People are always looking to save money, but sometimes we use the notion of saving money to justify some large purchase or decision that we want to make anyway, when the reality is that you’ll probably end up NOT saving money as a result of your purchase. It’s important to differentiate between real money savings and perceived money savings. Here are some common examples of cases where people think they’re saving money when they often aren’t:
- Buying a Home for the Mortgage Interest Deduction – There are many reasons to buy a home over renting, but one of them should not be for the mortgage interest deduction. This is an oft-misunderstood benefit to homeowners. In theory, it sounds nice to get a deduction on your tax return just for paying your mortgage, but many people don’t consider that below a certain income level, you don’t even really get the benefit of the deduction! This is because of the standard deduction we all get anyway, as well as the tiered income tax structure in the US. The fact is about half the families in the country don’t end up having a federal income tax liability, so there’s no tax burden to even offset with the deduction to begin with! If you’re buying for other reasons, a home can be a great lifestyle choice, but it’s not worth considering this modest deduction in your decision.
- Being Overly Aggressive with Tax Deductions – I have some friends that have a small side business just for the purposes of taking tax deductions. They credit their great “creative” accountant with coming up with all kinds of ways to save money on their tax returns. The problem is, they’re often not saving what they think and even worse, they are putting themselves at a higher risk for an IRS audit, which can be a huge problem. Take the home office deduction for instance. Aside from being a huge red flag for the IRS, you’re only really deducting the “portion” of your home comprised by the office, so say, 10 percent. After that, you only get the benefit of your tax rate times that 10 percent, so if you’re in the 25 percent tax bracket, it’s like getting 2.5 percent off your home heating, cooling and mortgage bills. That’s not much for the risk you’re taking. Add to that that there’s a depreciation component, which has to be paid back if you sell your home since you took depreciation along the way. These are all somewhat complicated tax calculations best performed by an accountant, but before you try to get creative with starting a side business just for writing off routine expenses, beware that you may be opening yourself up to increased risk for very little benefit.

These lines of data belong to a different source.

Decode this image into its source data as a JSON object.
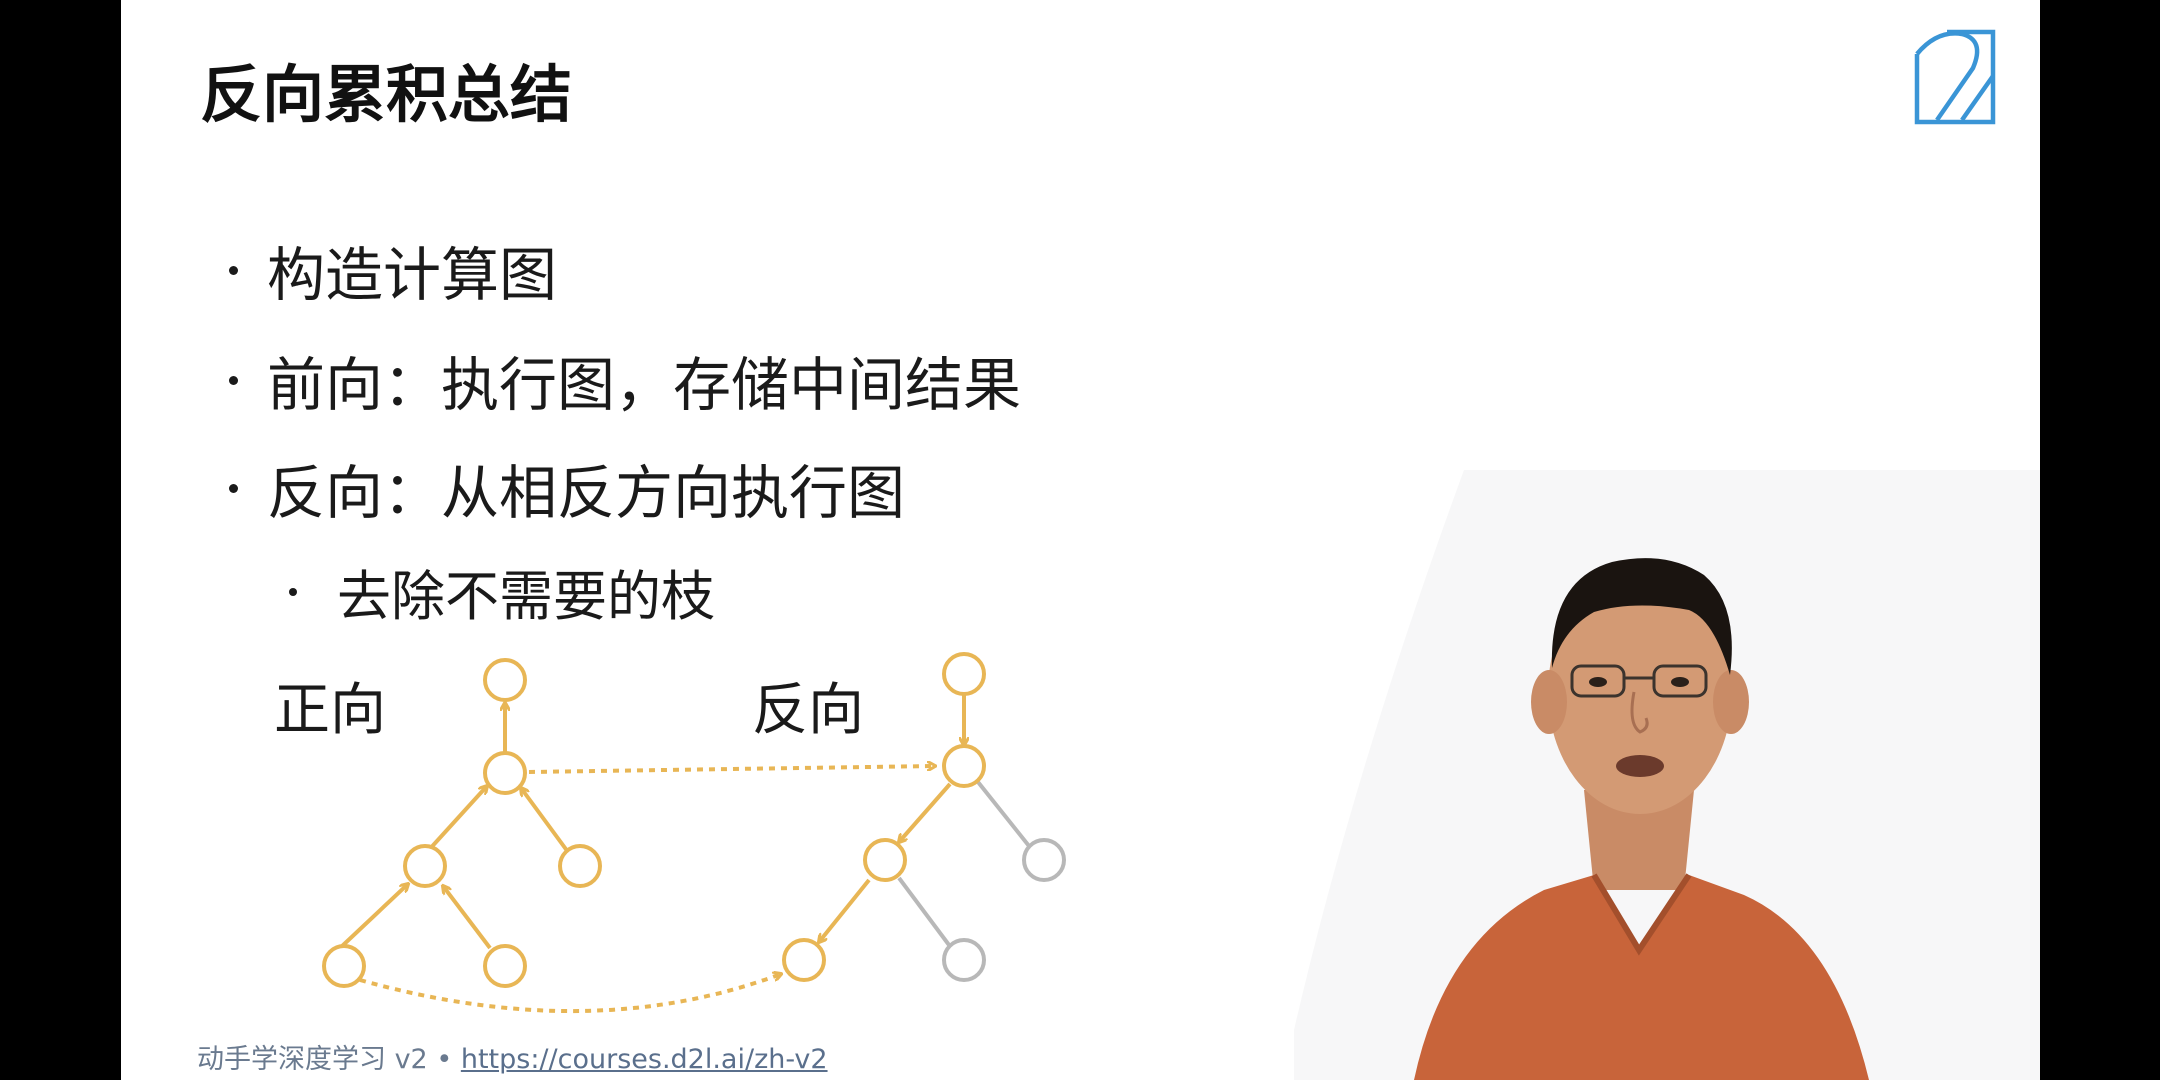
{
  "slide": {
    "title": "反向累积总结",
    "bullets": [
      "构造计算图",
      "前向：执行图，存储中间结果",
      "反向：从相反方向执行图"
    ],
    "sub_bullets": [
      "去除不需要的枝"
    ]
  },
  "diagram": {
    "forward_label": "正向",
    "backward_label": "反向",
    "active_color": "#e8b655",
    "pruned_color": "#b8b8b8"
  },
  "footer": {
    "course_text": "动手学深度学习 v2 • ",
    "link_text": "https://courses.d2l.ai/zh-v2"
  },
  "logo": {
    "icon": "d2l-logo-icon",
    "color": "#3a95d6"
  },
  "presenter": {
    "shirt_color": "#c8643a",
    "background_color": "#ffffff"
  }
}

- Daily Deals – With the explosion of social daily deal sites, it can be tempting to want to hop on the latest deal but this can often be a poor use of your hard-earned money. Why? For one, the deals often come with fine print ranging from anything from “weekday only” uses to expiration dates that don’t allow you enough time to use the deal. Additionally, this is impulse buying for something you may not have planned on doing anyway. Finally, some patrons complain about their experience because the business owners treat the daily deal customers like second-rate citizens. They know that many of these people are different than their routine customers and only bought the deal for a one-time use and won’t be returning customers; there’s also a perception that they’re cheap in general so tips may not be as large. At the end of the day, with so many things stacked against your experience, is it really worth it?